Editorial: Caught on film

16:00, Mar 17 2010

It is the common complaint of many New Zealand motorists. Truck drivers hog the road and, being oblivious to other road users, are responsible for accidents and near misses, both in urban areas and on the open road.

Those who subscribe to this jaundiced view should be taking a hard look at the video footage on The Press's website. This footage, which was taken from cameras mounted in Canterbury Waste Services (CWS) trucks and which has created great public interest, has graphic images of other road users behaving recklessly and illegally.

It includes video images of one car overtaking a truck and forcing oncoming traffic to take evasive action. Other footage shows motorists not stopping at red lights or compulsory stop signs, failing to adhere to the give-way rule at other intersections, adopting some appalling driving techniques at roundabouts, and skidding due to a failure to drive to the conditions.

It should be pointed out that The Press has not breached the Privacy Act by publishing this footage, as the legislation does not apply to the gathering and dissemination of news by the media. And CWS blurred the number plates of the driving footage obtained by The Press.

What is surprising is that the use of these truck video cameras, which record continuously but only store the 10 seconds of footage before and after a driver has had to brake hard or swerve, has just come to light. Unbeknown to the general driving public, they have been used by CWS for two years and by other operators for four years.

Those companies using the cameras deserve to be commended, as the technology serves several laudable purposes. Firstly, it assists the trucking companies and their drivers, who are themselves being filmed from the back of the cameras, with their training. For the drivers, it is a strong reminder of the sort of shocking motoring behaviour they might encounter on the road and for which they must be prepared by driving defensively.


But the video footage also offers protection for drivers and their companies.
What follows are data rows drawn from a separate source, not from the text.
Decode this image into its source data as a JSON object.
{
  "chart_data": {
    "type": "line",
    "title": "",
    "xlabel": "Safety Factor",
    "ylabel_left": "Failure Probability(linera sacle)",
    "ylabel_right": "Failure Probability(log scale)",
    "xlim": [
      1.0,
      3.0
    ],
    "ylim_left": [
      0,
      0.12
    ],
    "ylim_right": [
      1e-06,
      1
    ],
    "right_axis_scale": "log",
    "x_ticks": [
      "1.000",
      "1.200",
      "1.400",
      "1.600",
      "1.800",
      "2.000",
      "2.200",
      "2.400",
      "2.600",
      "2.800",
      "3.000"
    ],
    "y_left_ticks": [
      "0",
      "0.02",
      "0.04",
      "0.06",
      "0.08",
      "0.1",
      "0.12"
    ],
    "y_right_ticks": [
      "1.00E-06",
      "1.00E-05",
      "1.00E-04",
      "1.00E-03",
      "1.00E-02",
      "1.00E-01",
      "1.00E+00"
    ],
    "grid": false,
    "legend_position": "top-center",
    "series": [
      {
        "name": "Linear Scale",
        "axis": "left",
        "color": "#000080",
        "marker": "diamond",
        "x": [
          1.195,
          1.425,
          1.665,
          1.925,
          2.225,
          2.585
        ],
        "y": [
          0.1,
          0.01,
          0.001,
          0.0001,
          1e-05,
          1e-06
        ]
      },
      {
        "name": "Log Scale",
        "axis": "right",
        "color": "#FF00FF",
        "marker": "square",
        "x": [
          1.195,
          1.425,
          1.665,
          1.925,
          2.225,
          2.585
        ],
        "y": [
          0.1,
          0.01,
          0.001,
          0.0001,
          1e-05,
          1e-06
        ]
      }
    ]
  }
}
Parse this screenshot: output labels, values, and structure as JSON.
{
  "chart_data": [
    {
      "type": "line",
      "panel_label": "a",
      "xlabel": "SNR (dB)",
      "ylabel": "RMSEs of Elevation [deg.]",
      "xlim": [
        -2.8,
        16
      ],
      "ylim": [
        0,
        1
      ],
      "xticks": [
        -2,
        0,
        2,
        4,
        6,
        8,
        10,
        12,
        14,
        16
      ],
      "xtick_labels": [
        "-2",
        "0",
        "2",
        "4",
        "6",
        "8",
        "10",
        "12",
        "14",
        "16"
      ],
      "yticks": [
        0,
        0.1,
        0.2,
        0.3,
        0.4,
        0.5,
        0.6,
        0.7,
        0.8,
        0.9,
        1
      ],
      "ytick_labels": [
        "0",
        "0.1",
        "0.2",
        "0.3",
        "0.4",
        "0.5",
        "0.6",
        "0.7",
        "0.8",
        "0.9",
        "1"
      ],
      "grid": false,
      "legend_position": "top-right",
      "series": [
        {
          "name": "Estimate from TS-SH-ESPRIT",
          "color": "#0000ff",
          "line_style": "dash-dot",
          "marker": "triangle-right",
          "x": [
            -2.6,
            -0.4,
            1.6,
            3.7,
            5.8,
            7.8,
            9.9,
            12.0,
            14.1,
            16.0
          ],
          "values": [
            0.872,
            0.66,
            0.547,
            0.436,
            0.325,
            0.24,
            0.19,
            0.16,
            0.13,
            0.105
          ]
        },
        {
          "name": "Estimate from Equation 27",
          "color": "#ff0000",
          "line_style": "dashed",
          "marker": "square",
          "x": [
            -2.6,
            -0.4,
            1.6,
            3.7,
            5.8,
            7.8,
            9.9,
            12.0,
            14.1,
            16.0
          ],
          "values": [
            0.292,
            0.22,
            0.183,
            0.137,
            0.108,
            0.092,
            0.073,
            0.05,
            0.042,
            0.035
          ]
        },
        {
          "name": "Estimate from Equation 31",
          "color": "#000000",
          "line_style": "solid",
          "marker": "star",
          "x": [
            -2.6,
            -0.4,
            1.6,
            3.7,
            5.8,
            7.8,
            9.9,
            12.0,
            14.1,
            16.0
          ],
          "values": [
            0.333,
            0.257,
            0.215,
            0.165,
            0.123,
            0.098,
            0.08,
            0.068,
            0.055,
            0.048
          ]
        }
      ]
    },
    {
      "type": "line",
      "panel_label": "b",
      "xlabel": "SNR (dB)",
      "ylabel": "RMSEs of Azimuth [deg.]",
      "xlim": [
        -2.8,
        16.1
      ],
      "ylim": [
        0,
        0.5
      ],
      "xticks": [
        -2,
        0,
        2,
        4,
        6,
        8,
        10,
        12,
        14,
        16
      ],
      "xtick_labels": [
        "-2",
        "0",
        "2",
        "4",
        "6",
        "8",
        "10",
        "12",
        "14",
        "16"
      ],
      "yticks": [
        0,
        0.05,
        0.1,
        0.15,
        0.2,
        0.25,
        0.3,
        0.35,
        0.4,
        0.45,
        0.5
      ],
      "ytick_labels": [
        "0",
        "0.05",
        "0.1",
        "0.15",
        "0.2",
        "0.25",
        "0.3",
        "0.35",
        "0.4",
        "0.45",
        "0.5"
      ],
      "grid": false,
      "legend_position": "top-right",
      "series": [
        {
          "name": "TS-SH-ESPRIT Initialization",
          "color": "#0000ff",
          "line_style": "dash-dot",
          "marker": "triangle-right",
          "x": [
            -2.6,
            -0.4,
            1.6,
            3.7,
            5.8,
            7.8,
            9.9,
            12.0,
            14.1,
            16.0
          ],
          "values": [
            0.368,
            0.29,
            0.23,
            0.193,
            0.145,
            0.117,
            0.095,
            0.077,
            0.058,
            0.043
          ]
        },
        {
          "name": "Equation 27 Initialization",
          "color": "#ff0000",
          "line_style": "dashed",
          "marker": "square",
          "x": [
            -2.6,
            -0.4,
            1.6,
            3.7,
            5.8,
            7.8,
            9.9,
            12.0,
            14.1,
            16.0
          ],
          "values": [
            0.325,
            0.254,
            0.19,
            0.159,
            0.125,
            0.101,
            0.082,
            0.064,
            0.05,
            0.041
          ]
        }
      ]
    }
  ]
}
Undoubtedly, when trucks are involved in accidents or near misses, the other motorists involved will like to delude themselves that they could not possibly be at fault, even if their own poor driving really was responsible.

This might be part of the broader tendency of many New Zealanders to believe their driving skills are better than what they actually are and that they can speed and overtake with impunity.

When such drivers are involved in an accident or near accident with a truck some would inevitably complain to the company or to the authorities that the truck driver was to blame.

Rather than it being a case of one driver's word against another's, the video footage should clearly establish who was in the wrong. No doubt many complaints are hurriedly dropped when the existence of the footage is made known.

Hopefully, publicity about the cameras will have a positive impact on driving habits generally. Those drivers whose frustration at being unable to pass a truck leads them to overtake dangerously, and those who try to beat a truck through an intersection, should have second thoughts now they know they could be captured on truck candid camera.